Several wind power projects have missed their completion deadlines. Wind energy companies (developers) blame the delay mainly on non-availability of land.
Ever since wind power projects began in February 2017 to be awarded through auctions to energy companies on the basis of who offers to sell power at the lowest prices, there have been 16 successful auctions so far (not counting the cancelled ones). Eighty projects, worth 14,412.64 MW of capacity have been awarded to wind developers.
Each auction has its own deadline for completion of projects awarded under it. By now, 5,087 MW of projects should have come up, against which the achievement is 1,707 MW.
Of the 14,412 MW awarded, 9,370 MW were through eight successful auctions of SECI, a government of India-owned company meant to foster development of renewable energy projects in the country. SECI buys power from wind (and solar) companies and sells the power to electricity distribution companies (discoms) in non-windy States, under back-to-back agreements with the discoms.
Under the SECI auctions, a developer could put up his project at a place of his choice – the company would get paid the agreed per-kWhr tariff for the electricity delivered at the agreed sub-station.
As the competitively-determined tariffs squeezed margins, most developers opted to put up their projects in the two windiest States of India – Tamil Nadu and Gujarat. Out of the 31 projects awarded under the first five SECI auctions, (for which developers have disclosed the States of choice), 21 opted for Gujarat, 9 Tamil Nadu and one Karnataka.

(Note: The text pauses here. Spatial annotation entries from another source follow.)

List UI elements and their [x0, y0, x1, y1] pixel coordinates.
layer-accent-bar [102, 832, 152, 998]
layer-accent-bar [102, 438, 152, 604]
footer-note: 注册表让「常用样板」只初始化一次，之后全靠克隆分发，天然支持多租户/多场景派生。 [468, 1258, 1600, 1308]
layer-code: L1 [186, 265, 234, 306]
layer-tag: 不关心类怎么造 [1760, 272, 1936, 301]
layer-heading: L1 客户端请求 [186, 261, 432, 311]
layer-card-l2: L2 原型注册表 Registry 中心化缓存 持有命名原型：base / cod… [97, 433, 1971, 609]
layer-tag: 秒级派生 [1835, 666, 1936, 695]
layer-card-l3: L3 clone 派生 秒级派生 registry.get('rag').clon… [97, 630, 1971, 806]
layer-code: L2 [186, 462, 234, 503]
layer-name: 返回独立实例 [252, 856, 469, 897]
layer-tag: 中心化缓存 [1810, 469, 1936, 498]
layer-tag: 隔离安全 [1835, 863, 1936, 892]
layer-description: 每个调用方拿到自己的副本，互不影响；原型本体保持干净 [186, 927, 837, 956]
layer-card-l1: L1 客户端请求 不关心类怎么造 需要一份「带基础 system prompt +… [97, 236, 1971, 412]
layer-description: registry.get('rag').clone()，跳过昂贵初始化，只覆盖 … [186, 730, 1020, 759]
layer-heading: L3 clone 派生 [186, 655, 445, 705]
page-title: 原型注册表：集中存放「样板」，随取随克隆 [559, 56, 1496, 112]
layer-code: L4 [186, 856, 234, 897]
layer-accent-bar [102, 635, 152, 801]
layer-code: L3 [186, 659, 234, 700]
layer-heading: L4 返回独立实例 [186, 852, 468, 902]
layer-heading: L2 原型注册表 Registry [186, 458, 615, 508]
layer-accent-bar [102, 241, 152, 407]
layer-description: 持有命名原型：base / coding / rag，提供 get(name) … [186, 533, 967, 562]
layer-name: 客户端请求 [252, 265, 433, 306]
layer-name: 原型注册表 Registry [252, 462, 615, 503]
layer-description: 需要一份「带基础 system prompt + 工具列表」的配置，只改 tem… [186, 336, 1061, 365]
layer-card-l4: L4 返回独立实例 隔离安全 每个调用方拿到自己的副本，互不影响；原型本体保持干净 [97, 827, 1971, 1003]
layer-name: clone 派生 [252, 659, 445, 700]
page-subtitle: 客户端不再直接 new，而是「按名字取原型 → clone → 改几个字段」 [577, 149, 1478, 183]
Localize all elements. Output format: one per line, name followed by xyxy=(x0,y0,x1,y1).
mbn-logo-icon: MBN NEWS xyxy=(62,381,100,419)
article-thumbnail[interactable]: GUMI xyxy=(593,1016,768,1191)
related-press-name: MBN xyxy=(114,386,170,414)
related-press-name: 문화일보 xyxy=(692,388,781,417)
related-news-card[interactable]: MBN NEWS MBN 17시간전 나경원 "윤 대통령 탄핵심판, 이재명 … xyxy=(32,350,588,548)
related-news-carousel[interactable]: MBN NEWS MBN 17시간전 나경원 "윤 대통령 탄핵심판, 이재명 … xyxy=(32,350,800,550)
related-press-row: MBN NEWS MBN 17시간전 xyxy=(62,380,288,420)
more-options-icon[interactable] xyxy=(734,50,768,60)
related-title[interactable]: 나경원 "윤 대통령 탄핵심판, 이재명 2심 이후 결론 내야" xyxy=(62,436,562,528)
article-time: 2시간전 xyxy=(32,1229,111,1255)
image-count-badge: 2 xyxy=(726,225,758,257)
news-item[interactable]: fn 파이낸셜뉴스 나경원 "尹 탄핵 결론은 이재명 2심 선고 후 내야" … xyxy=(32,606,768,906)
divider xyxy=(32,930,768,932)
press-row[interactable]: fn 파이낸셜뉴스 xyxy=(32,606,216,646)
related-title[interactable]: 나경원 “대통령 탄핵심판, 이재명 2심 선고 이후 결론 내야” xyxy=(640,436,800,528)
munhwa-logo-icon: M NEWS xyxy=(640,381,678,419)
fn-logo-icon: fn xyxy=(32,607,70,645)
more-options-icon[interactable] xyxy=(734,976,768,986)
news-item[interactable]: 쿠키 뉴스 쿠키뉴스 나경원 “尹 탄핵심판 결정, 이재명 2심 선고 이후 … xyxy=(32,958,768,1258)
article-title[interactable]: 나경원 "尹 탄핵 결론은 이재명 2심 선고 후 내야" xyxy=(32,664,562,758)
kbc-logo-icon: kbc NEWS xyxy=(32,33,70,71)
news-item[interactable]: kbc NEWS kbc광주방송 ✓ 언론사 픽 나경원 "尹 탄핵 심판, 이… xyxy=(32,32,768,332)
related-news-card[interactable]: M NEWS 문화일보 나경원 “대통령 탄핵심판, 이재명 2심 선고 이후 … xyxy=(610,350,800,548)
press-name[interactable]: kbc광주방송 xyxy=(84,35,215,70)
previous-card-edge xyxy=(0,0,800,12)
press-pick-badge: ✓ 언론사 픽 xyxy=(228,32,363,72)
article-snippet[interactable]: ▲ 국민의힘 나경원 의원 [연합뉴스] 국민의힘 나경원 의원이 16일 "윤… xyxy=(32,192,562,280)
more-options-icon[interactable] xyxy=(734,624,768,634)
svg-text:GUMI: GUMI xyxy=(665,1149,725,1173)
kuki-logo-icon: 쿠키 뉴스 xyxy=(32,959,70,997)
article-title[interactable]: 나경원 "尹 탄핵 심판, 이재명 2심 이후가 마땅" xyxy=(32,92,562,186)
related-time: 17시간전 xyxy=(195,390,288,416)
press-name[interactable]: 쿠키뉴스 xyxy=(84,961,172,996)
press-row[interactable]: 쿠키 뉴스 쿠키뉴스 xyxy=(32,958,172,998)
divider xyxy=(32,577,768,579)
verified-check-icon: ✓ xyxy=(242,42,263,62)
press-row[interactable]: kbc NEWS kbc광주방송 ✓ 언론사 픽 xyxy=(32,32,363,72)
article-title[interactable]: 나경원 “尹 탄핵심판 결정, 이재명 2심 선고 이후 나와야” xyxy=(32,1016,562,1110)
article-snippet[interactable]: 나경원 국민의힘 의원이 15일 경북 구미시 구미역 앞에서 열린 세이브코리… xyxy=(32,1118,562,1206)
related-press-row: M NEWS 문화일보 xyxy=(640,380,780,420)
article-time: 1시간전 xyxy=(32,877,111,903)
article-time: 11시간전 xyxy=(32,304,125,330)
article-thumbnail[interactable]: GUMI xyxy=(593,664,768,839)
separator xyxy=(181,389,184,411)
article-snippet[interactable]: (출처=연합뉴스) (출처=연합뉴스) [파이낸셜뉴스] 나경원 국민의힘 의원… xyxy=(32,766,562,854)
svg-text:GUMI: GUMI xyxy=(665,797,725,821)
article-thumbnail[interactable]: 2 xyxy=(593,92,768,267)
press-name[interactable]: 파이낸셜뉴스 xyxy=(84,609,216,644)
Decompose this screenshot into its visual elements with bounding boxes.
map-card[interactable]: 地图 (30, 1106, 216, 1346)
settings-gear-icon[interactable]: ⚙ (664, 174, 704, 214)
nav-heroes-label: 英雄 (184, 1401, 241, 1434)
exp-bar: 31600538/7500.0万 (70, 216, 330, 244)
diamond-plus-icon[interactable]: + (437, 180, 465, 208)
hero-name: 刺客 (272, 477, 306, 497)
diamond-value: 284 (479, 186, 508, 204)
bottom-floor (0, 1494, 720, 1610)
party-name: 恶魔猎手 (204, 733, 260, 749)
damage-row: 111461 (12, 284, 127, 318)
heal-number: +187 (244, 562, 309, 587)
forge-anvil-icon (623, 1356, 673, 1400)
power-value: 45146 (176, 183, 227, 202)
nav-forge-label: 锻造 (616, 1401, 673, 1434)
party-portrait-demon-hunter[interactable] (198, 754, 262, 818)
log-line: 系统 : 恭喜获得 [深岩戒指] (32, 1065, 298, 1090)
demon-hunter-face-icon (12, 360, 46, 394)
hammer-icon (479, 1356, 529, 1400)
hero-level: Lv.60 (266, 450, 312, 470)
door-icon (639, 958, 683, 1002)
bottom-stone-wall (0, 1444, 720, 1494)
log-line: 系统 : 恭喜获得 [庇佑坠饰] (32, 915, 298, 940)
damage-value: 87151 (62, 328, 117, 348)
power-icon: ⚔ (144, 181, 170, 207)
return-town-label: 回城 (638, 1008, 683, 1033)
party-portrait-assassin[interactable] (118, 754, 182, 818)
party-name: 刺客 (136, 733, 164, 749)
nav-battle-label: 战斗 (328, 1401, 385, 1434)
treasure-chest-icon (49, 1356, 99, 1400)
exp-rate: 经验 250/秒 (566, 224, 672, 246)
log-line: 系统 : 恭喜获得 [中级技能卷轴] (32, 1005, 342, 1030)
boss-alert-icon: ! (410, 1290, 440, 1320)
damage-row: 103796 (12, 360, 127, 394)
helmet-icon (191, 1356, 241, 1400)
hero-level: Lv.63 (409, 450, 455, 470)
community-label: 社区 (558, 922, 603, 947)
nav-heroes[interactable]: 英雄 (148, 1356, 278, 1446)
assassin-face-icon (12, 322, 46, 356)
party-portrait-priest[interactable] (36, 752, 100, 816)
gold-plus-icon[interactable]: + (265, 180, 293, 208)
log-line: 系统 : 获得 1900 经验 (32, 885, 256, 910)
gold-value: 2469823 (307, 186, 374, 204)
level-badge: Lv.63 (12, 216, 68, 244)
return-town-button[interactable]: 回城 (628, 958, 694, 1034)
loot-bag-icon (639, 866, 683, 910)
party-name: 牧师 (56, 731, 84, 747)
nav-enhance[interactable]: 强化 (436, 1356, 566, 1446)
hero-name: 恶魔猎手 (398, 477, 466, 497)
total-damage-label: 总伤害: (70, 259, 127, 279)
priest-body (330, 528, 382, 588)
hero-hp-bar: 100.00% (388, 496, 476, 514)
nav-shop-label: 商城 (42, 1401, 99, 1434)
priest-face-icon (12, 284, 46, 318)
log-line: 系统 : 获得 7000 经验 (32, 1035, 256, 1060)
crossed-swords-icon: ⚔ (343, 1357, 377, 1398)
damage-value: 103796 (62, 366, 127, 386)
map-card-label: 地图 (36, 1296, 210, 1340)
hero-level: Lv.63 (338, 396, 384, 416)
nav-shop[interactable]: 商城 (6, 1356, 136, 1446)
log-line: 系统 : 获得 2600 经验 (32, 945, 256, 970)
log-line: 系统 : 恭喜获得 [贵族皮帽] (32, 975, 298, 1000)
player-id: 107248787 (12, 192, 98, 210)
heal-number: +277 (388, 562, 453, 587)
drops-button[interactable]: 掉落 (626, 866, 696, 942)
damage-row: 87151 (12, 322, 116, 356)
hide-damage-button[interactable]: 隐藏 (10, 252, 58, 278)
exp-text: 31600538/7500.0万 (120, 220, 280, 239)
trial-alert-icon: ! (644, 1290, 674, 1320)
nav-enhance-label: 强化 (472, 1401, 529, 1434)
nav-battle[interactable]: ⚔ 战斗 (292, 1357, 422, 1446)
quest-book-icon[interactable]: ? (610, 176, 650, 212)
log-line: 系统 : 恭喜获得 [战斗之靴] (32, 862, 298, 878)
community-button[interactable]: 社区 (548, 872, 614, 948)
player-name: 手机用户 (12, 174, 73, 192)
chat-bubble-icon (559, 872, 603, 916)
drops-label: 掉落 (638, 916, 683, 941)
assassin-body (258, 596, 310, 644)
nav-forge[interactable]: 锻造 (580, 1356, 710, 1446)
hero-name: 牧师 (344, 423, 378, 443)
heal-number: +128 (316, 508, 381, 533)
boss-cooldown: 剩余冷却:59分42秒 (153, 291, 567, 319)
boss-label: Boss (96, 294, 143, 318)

An overwhelmed Gujarat government felt it was not all right that 21 projects worth 4,975 MW should take up its windiest sites and all the cheap power should go to other States. So, it put the stopper on allocation of land, wanting to reserve the lands for itself. The projects got stuck.
BusinessLine learns that a high-level meeting between Gujarat and the Ministry of New and Renewable Energy took place in Delhi on Wednesday to find a solution to this problem.
In Tamil Nadu too, land issues have cropped up. The State is refusing to let wind turbines be put on agricultural lands. Many in the industry believe there is more to it than meets the eye.
The deadlines for the other projects are closing in. As much as 2,950 MW of SECI IV and V and 500 MW of Maharashtra are scheduled to come up in calender 2020. If the land issue doesn’t get sorted out, there is no hope in hell that they would.
Nor can the developers move to elsewhere because other States have fewer wind resources, which will affect power generation and hence viability.